The Hornig/Lipkin team has had considerable experience with the gut microbiome. They’ve been successful finding gut abnormalities in autism, a disorder that shares some intriguing commonalities with ME/CFS, including low natural killer cell functioning. Noting that the gut can modulate immune functioning, not just in the gut, but across the body he asserted the gut is going to be ‘where the action is’ in ME/CFS.
Unfortunately, the fecal samples originally collected didn’t provide enough material for analysis so they’re restarting that part of the study.
Even more unfortunately, characterizing the bacteria in fecal matter is extremely expensive and Lipkin, with just 10% of the money needed to do the job, evidenced considerable frustration at having his hands tied by lack of money.
Stating that he was not pointing fingers, he then proceeded to point them everywhere: at federal politics of funding, at NIH budget cuts, and at the paucity of research funding in our field. As at his last public talk, he urged patients to get active and enlist their congressman in their cause. Oddly enough, he also said Dr. Fauci, long considered a kind of ME/CFS nemesis by patients, was supportive of more work in this area.
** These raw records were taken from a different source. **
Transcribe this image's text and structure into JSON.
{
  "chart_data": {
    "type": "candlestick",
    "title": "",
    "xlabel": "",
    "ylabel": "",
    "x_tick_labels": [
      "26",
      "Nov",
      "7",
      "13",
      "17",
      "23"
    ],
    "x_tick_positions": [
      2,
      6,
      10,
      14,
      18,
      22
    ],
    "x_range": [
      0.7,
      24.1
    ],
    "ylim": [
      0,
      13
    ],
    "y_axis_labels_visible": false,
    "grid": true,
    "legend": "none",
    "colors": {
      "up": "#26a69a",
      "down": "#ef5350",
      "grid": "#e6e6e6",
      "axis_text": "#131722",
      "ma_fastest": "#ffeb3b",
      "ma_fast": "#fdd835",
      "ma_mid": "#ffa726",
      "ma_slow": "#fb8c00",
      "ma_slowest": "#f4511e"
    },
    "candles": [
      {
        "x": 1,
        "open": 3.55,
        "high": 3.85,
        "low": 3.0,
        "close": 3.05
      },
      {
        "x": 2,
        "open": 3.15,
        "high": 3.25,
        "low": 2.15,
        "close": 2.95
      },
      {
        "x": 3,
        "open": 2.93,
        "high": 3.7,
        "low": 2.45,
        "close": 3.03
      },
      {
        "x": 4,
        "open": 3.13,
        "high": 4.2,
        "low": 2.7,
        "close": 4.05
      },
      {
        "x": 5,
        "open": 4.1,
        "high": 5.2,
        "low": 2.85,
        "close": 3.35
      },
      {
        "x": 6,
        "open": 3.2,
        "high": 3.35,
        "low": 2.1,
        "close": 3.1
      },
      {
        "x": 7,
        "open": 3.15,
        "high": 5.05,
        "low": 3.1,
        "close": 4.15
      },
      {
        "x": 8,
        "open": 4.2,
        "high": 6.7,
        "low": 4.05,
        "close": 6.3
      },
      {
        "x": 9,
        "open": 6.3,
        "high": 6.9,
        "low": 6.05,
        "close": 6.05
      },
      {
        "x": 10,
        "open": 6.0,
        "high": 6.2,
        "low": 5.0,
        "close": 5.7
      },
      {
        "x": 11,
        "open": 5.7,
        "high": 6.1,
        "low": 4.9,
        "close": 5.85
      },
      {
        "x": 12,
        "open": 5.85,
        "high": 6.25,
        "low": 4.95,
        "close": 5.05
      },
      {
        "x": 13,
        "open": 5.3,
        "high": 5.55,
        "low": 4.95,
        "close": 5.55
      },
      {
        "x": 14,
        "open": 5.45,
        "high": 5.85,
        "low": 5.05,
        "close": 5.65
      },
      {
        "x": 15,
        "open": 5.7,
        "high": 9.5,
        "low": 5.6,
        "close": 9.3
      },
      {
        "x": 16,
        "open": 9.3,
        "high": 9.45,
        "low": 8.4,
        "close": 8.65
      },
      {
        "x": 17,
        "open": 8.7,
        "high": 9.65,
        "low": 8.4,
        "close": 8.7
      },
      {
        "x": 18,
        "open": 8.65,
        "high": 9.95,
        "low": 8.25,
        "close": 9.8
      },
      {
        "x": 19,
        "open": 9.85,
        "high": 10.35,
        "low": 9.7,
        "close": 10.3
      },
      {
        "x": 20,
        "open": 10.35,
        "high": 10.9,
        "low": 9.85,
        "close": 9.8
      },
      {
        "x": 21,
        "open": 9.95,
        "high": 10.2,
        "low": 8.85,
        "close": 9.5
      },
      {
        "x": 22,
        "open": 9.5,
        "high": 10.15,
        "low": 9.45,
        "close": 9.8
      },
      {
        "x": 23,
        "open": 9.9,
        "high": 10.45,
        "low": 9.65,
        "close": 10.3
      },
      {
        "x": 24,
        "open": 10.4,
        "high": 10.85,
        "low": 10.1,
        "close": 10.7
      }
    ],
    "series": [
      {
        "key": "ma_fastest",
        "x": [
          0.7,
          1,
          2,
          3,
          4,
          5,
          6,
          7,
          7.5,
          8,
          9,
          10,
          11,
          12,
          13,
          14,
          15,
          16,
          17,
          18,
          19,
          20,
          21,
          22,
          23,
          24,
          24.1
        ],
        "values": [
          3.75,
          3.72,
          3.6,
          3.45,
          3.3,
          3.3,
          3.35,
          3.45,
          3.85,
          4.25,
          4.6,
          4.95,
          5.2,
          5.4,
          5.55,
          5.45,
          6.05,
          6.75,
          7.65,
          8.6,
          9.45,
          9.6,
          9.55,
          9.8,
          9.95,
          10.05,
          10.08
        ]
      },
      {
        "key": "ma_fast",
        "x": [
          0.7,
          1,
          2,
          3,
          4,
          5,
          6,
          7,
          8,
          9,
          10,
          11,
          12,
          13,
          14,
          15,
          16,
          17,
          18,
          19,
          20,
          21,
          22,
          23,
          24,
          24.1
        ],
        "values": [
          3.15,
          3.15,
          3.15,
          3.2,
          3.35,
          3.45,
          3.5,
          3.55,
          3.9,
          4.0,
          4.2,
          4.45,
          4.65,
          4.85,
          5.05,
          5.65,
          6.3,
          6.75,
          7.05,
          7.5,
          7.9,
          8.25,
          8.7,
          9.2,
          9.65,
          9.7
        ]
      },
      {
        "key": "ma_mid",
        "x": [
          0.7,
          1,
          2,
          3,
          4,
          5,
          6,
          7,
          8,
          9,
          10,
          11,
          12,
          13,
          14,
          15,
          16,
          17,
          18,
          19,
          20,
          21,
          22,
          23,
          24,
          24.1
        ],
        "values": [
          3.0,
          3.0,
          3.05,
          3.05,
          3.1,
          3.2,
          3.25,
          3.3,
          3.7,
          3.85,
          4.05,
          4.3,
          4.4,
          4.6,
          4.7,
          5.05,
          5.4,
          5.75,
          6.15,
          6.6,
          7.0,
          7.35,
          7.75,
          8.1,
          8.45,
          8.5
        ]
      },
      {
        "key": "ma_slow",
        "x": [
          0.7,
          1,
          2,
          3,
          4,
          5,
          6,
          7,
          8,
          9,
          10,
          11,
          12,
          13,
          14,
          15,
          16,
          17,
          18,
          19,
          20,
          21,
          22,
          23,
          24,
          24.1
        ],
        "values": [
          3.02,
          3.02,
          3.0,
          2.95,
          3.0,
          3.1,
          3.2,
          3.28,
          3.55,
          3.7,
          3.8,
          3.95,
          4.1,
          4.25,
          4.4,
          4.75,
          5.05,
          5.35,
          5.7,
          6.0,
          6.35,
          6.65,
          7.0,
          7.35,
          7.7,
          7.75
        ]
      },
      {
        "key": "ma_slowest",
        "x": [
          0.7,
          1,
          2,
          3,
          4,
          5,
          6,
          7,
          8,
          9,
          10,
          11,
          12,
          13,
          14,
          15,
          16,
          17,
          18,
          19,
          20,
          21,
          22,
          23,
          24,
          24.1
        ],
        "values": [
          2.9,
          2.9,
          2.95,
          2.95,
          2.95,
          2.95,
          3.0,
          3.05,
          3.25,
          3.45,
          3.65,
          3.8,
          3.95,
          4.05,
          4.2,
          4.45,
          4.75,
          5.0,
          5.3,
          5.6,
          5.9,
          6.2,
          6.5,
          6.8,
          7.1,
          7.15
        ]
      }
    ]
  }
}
Reiterating his belief that chronic fatigue syndrome has pathophysiological roots, Lipkin noted his history with it. Dr. Lipkin’s 1999 ME/CFS study did not find the virus he was researching but it did find a great deal of immune (polyclonal B-cell) activation. This was a pattern that was recently repeated when he didn’t find XMRV, but did find evidence of immune activation.
Next Up
Lipkin, in close collaboration with his ME/CFS experts, Dr. Peterson, Dr. Montoya. Dr. Klimas, Dr. Komaroff, etc. is following these results with deep sequencing of samples, completion of fecal matter analysis and larger studies to confirm and deepen the understanding of cytokines as biomarkers. Protein analysis was not mentioned but it was part of the original project. Tracking down evidence of past infection was also on the agenda.
Conclusion
The Chronic Fatigue Initiative’s pathogen study set a benchmark for rigor and size in the ME/CFS research field, not the least because of Dr. Lipkin’s leadership. Surprisingly few viruses were found in the blood of ME/CFS patients, yet Lipkin asserted that an infectious agent was likely driving the immune activation he found in the blood and spinal samples. Cytokine analyses of the blood suggested a different pattern of immune dysregulation was present in newer onset patients (<3 years) and patients with a longer duration of illness.
Dr. Lipkin believes the “primary cause is likely to be an infectious agent” and the gut microbiome is where ‘the action’ will be in ME/CFS.
Note: The Australian study is complementary to the Lipkin studies and should produce results in the first half of 2014.